L’armateur qui veut bousculer le transport maritime dans la Caraïbe !

Jean-Stéphane Roul

CO-FONDATEUR DE KARIBSLINK

 

L’armateur qui veut bousculer le transport maritime dans la Caraïbe !

 

Après avoir navigué sur les cinq Océans et travaillé vingt-huit ans pour les plus grandes multinationales du transport maritime, Jean-Stéphane Roul a choisi de mettre ses compétences au service de sa région natale. Il a créé sa propre compagnie maritime “Karibslink”.

Son objectif : interconnecter les îles “à moindre coût”.

Une révolution pour la Caraïbe !

 

L’homme ne paie de mine. Chemise bleue casual, ton sérieux, poignée de main ferme, mais dans son attaché-case se trouve un projet colossal : doter les iles de la Caraïbe de leur propre réseau maritime de cabotage de marchandises , adapté à leur réalité économique … “Nos régions sont des paradis , on doit y vivre bien” martèle Jean-Stéphane. A 48 ans, ce capitaine de la marine marchande, fils de pêcheur schoelcherois, a tout quitté pour revenir aux Antilles. Il le confie lui-même, “j’avais la vie du prince de Bel-air”. En effet, titulaire d’un brevet de capitaine de 1ère classe de la navigation maritime, Jean-Stéphane a sillonné les océans à bord de Green Trankers ou encore de Bergesen avant de rejoindre en 2005 le service “Opérations maritimes” du groupe Total. Après avoir fait ses preuves, il est nommé quelques années plus tard directeur des “Opérations de la division trading shipping” pour le continent américain à Houston aux Etats -Unis. Une belle consécration.

 

Mais au fil des ans, l’expérience et le confort ne suffisent pas à faire taire l’entrepreneur qui sommeille en lui. “Je viens d’une très grande structure, cependant au bout d’un moment on atteint le plafond de verre. Et puis, on se demande si ça a du sens ce qu’on fait dans ces très grands groupes…” confie-t-il. Il l’avoue : “J’avais envie d’être utile chez moi”. Nous sommes en pleine période de bouleversements planétaires , la Covid-19 vient de mettre le Monde sur pause, et de rebattre les cartes de nos priorités. Le 15 mai 2020, Jean-Stéphane atteint son “point de nonretour”.

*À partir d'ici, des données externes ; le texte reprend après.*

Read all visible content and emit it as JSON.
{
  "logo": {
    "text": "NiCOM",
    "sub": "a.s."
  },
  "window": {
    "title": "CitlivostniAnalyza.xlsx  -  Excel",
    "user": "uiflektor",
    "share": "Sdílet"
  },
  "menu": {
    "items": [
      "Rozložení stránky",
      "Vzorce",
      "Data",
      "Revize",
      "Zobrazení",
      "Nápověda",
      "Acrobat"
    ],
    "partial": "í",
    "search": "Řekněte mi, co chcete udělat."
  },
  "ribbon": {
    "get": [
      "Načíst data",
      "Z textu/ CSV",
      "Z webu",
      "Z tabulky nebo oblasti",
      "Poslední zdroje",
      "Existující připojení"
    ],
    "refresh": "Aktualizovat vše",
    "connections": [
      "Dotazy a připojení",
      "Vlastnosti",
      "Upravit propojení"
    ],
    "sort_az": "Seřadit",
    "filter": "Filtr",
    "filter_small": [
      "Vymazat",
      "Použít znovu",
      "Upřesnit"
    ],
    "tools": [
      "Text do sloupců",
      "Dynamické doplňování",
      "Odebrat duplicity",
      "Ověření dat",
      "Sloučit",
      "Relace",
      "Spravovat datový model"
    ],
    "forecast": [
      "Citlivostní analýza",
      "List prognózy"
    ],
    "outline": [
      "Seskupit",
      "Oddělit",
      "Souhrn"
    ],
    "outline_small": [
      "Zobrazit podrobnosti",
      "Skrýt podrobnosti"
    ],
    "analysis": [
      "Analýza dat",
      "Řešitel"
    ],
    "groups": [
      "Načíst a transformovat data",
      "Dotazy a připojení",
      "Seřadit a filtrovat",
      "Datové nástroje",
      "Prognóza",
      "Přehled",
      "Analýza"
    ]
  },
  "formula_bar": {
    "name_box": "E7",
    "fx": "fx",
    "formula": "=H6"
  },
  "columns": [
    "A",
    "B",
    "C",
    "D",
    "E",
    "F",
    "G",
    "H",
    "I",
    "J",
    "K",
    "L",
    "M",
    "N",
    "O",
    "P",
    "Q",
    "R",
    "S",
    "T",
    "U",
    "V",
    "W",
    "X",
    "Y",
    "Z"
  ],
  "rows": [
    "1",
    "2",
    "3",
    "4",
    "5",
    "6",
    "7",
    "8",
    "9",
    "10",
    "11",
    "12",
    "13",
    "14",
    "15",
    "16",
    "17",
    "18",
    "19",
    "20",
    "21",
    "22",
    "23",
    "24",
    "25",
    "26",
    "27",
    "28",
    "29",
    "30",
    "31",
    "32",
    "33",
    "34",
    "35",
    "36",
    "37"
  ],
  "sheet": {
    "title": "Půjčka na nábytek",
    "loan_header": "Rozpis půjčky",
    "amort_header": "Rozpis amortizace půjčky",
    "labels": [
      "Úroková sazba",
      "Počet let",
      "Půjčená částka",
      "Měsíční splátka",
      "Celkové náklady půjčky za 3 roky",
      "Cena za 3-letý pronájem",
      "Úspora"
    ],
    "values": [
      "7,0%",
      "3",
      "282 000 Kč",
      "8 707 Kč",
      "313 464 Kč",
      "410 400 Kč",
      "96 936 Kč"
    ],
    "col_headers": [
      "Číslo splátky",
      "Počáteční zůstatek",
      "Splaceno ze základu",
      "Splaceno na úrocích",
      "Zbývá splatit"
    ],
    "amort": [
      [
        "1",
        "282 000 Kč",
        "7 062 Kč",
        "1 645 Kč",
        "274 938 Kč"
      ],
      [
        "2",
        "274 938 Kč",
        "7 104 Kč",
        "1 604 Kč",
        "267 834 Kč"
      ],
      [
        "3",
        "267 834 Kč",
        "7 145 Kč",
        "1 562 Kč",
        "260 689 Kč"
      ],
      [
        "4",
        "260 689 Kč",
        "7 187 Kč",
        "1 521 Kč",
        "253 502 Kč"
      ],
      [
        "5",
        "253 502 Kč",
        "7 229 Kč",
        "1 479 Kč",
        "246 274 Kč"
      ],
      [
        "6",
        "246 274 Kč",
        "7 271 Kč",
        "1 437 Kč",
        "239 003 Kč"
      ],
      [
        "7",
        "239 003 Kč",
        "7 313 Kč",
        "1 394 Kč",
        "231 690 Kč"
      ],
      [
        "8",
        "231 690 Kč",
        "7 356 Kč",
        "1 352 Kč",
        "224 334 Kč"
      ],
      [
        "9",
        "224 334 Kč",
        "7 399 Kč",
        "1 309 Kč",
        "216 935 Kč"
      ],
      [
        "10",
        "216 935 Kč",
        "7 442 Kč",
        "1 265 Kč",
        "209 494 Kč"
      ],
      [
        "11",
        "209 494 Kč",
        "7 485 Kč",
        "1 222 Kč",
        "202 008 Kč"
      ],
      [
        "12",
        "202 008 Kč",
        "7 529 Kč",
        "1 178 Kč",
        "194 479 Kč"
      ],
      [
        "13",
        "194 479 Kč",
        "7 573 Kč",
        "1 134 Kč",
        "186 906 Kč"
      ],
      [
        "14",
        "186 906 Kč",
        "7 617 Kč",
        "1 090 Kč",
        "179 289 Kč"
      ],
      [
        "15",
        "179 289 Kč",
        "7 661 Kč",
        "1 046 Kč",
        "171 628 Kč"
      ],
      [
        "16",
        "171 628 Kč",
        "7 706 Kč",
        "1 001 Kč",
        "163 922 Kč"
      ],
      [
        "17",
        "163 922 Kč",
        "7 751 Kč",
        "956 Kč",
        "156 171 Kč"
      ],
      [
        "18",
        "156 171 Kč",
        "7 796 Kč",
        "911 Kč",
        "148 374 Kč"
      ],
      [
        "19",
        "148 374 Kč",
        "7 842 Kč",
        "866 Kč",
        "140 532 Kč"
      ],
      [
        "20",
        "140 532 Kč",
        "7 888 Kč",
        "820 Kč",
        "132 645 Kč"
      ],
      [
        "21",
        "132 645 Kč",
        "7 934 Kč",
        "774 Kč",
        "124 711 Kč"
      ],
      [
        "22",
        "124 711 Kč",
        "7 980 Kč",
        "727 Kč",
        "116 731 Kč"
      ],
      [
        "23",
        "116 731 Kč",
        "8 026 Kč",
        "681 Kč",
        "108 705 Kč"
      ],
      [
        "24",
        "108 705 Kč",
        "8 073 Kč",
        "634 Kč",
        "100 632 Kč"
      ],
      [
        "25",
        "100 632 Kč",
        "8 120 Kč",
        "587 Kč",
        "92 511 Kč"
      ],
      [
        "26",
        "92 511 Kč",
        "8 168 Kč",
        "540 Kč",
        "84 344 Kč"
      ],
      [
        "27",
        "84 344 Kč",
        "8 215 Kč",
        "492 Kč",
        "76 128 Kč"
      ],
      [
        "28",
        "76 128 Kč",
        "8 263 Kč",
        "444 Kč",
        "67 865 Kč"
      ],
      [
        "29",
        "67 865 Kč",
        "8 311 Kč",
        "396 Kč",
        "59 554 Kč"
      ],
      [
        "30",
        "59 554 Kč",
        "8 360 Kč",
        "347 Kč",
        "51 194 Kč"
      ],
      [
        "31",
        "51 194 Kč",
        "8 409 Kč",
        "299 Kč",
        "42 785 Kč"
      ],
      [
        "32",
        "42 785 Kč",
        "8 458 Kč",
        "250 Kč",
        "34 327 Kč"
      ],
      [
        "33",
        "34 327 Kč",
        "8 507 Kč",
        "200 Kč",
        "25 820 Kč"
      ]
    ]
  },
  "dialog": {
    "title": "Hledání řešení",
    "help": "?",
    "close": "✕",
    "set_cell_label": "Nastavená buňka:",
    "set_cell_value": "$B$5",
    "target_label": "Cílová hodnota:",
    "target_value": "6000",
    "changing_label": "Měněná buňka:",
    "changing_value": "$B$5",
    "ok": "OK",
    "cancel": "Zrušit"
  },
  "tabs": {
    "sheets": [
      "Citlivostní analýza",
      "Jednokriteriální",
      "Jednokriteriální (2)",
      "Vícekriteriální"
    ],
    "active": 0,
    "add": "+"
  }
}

Il choisit de quitter Genève, avec son projet dans les valises.

 

« Vous ne pouvez pas adapter un modèle de multinationale ou continental à des régions insulaires, elles ne sont pas capables de suivre ce rythme-là ».

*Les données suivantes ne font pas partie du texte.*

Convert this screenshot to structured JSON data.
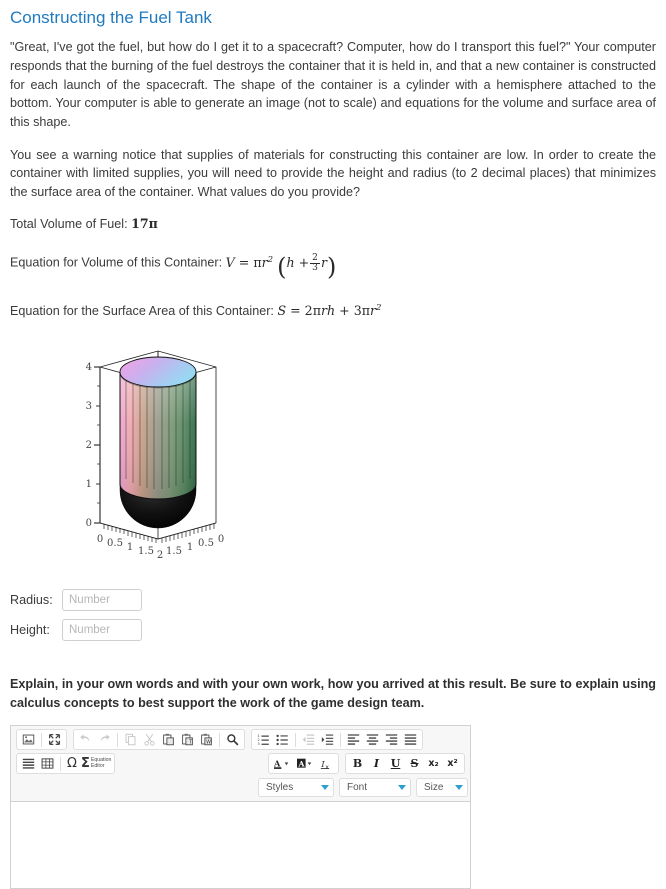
{
  "page": {
    "title": "Constructing the Fuel Tank",
    "paragraph1": "\"Great, I've got the fuel, but how do I get it to a spacecraft? Computer, how do I transport this fuel?\" Your computer responds that the burning of the fuel destroys the container that it is held in, and that a new container is constructed for each launch of the spacecraft. The shape of the container is a cylinder with a hemisphere attached to the bottom. Your computer is able to generate an image (not to scale) and equations for the volume and surface area of this shape.",
    "paragraph2": "You see a warning notice that supplies of materials for constructing this container are low. In order to create the container with limited supplies, you will need to provide the height and radius (to 2 decimal places) that minimizes the surface area of the container. What values do you provide?",
    "volume_label": "Total Volume of Fuel:",
    "volume_value": "17π",
    "volume_eq_label": "Equation for Volume of this Container:",
    "surface_eq_label": "Equation for the Surface Area of this Container:",
    "prompt": "Explain, in your own words and with your own work, how you arrived at this result. Be sure to explain using calculus concepts to best support the work of the game design team."
  },
  "equations": {
    "volume": {
      "lhs": "V",
      "eq": "=",
      "pi": "π",
      "r": "r",
      "r_exp": "2",
      "open_paren": "(",
      "h": "h",
      "plus": "+",
      "frac_num": "2",
      "frac_den": "3",
      "frac_var": "r",
      "close_paren": ")"
    },
    "surface": {
      "lhs": "S",
      "eq": "=",
      "coef1": "2",
      "pi1": "π",
      "r1": "r",
      "h": "h",
      "plus": "+",
      "coef2": "3",
      "pi2": "π",
      "r2": "r",
      "r2_exp": "2"
    }
  },
  "chart_data": {
    "type": "surface3d",
    "title": "",
    "description": "3D surface plot of a cylinder with a hemisphere attached to the bottom",
    "xlabel": "",
    "ylabel": "",
    "zlabel": "",
    "z_ticks": [
      "0",
      "1",
      "2",
      "3",
      "4"
    ],
    "zlim": [
      0,
      4
    ],
    "x_ticks_left": [
      "0",
      "0.5",
      "1",
      "1.5"
    ],
    "x_tick_center": "2",
    "x_ticks_right": [
      "1.5",
      "1",
      "0.5",
      "0"
    ],
    "xlim": [
      0,
      2
    ],
    "ylim": [
      0,
      2
    ],
    "grid": false,
    "legend": null,
    "geometry": {
      "cylinder_radius": 1,
      "cylinder_top_z": 4,
      "cylinder_bottom_z": 1,
      "hemisphere_center_z": 1,
      "hemisphere_radius": 1
    },
    "colors": {
      "cylinder_left": "#e8a0c8",
      "cylinder_mid": "#9a9a8e",
      "cylinder_right": "#3f7a4f",
      "cap_left": "#e9a6e0",
      "cap_right": "#8fd8ef",
      "hemisphere": "#0b0b0b",
      "wireframe": "#1a1a1a",
      "axis": "#2a2a2a",
      "tick_label": "#555555"
    }
  },
  "fields": {
    "radius": {
      "label": "Radius:",
      "value": "",
      "placeholder": "Number"
    },
    "height": {
      "label": "Height:",
      "value": "",
      "placeholder": "Number"
    }
  },
  "editor": {
    "toolbar_row1": [
      {
        "name": "image-button",
        "glyph": "image"
      },
      {
        "name": "maximize-button",
        "glyph": "maximize"
      },
      {
        "name": "undo-button",
        "glyph": "undo"
      },
      {
        "name": "redo-button",
        "glyph": "redo"
      },
      {
        "name": "copy-button",
        "glyph": "copy"
      },
      {
        "name": "cut-button",
        "glyph": "cut"
      },
      {
        "name": "paste-button",
        "glyph": "paste"
      },
      {
        "name": "paste-text-button",
        "glyph": "paste-text"
      },
      {
        "name": "paste-word-button",
        "glyph": "paste-word"
      },
      {
        "name": "find-button",
        "glyph": "search"
      },
      {
        "name": "numbered-list-button",
        "glyph": "numbered-list"
      },
      {
        "name": "bulleted-list-button",
        "glyph": "bulleted-list"
      },
      {
        "name": "decrease-indent-button",
        "glyph": "outdent"
      },
      {
        "name": "increase-indent-button",
        "glyph": "indent"
      },
      {
        "name": "align-left-button",
        "glyph": "align-left"
      },
      {
        "name": "align-center-button",
        "glyph": "align-center"
      },
      {
        "name": "align-right-button",
        "glyph": "align-right"
      },
      {
        "name": "align-justify-button",
        "glyph": "align-justify"
      }
    ],
    "toolbar_row2_left": [
      {
        "name": "blockquote-button",
        "glyph": "lines"
      },
      {
        "name": "table-button",
        "glyph": "table"
      },
      {
        "name": "special-character-button",
        "glyph": "Ω"
      },
      {
        "name": "equation-editor-button",
        "glyph": "Σ"
      }
    ],
    "equation_editor_label_line1": "Equation",
    "equation_editor_label_line2": "Editor",
    "toolbar_row2_right": [
      {
        "name": "text-color-button",
        "glyph": "A"
      },
      {
        "name": "background-color-button",
        "glyph": "A"
      },
      {
        "name": "remove-format-button",
        "glyph": "Ix"
      },
      {
        "name": "bold-button",
        "glyph": "B"
      },
      {
        "name": "italic-button",
        "glyph": "I"
      },
      {
        "name": "underline-button",
        "glyph": "U"
      },
      {
        "name": "strikethrough-button",
        "glyph": "S"
      },
      {
        "name": "subscript-button",
        "glyph": "x₂"
      },
      {
        "name": "superscript-button",
        "glyph": "x²"
      }
    ],
    "selects": {
      "styles": "Styles",
      "font": "Font",
      "size": "Size"
    },
    "body_value": ""
  }
}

Son constat est simple, les multinationales qui opèrent dans la zone Antilles pourraient mieux faire, largement mieux faire. “Quand on est au coeur de la bête, on voit la limite des modèles économiques de ces grands groupes. Ils n’ont pas forcément les outils adaptés pour être efficients dans des territoires comme les nôtres. Vous avez du carburant brûlé pour rien, de l’argent qui part en fumée”,

assure-t-il. “Dans une logique maritime, nos territoires représentent de très petits marchés, avec un nombre limité d’habitants, qui disposent de moyens financiers relativement limités. Vous ne pouvez pas adapter un modèle de multinationale ou continental à des régions insulaires , elles ne sont pas capables de suivre ce rythme-là”.

 

Pour pallier les carences de ces modèles qui engendrent des surcoûts, et qui impactent in fine les populations, il conçoit un projet hors-norme : construire une nouvelle génération de navires dédiée aux eaux de la Caraïbe. Plus petits, plus écologiques, plus rapides, ils sont capables de naviguer “partout grâce leur faible tirant d’eau”. Un changement de paradigme dans le monde bien établi du business maritime. “Certes nous sommes français, mais nous sommes situés dans une région géographique, on devrait se tourner vers nos voisins avant de regarder à 8 000 km. On a déjà beaucoup de solutions en local” considère-t-il.

 

Prévu à l’horizon 2025, Karibslink est en phase d’amorçage. Plus de 20 millions d’euros au total sont nécessaires à son déploiement. “Ce sont des projets structurants donc il faut convaincre à la fois les investisseurs privés , politiques nationaux et décideurs locaux et régionaux. C’est tout un challenge !” ne cache pas Jean-Stéphane. Mais pour lui, l’urgence de changer de modèle se fait pressante.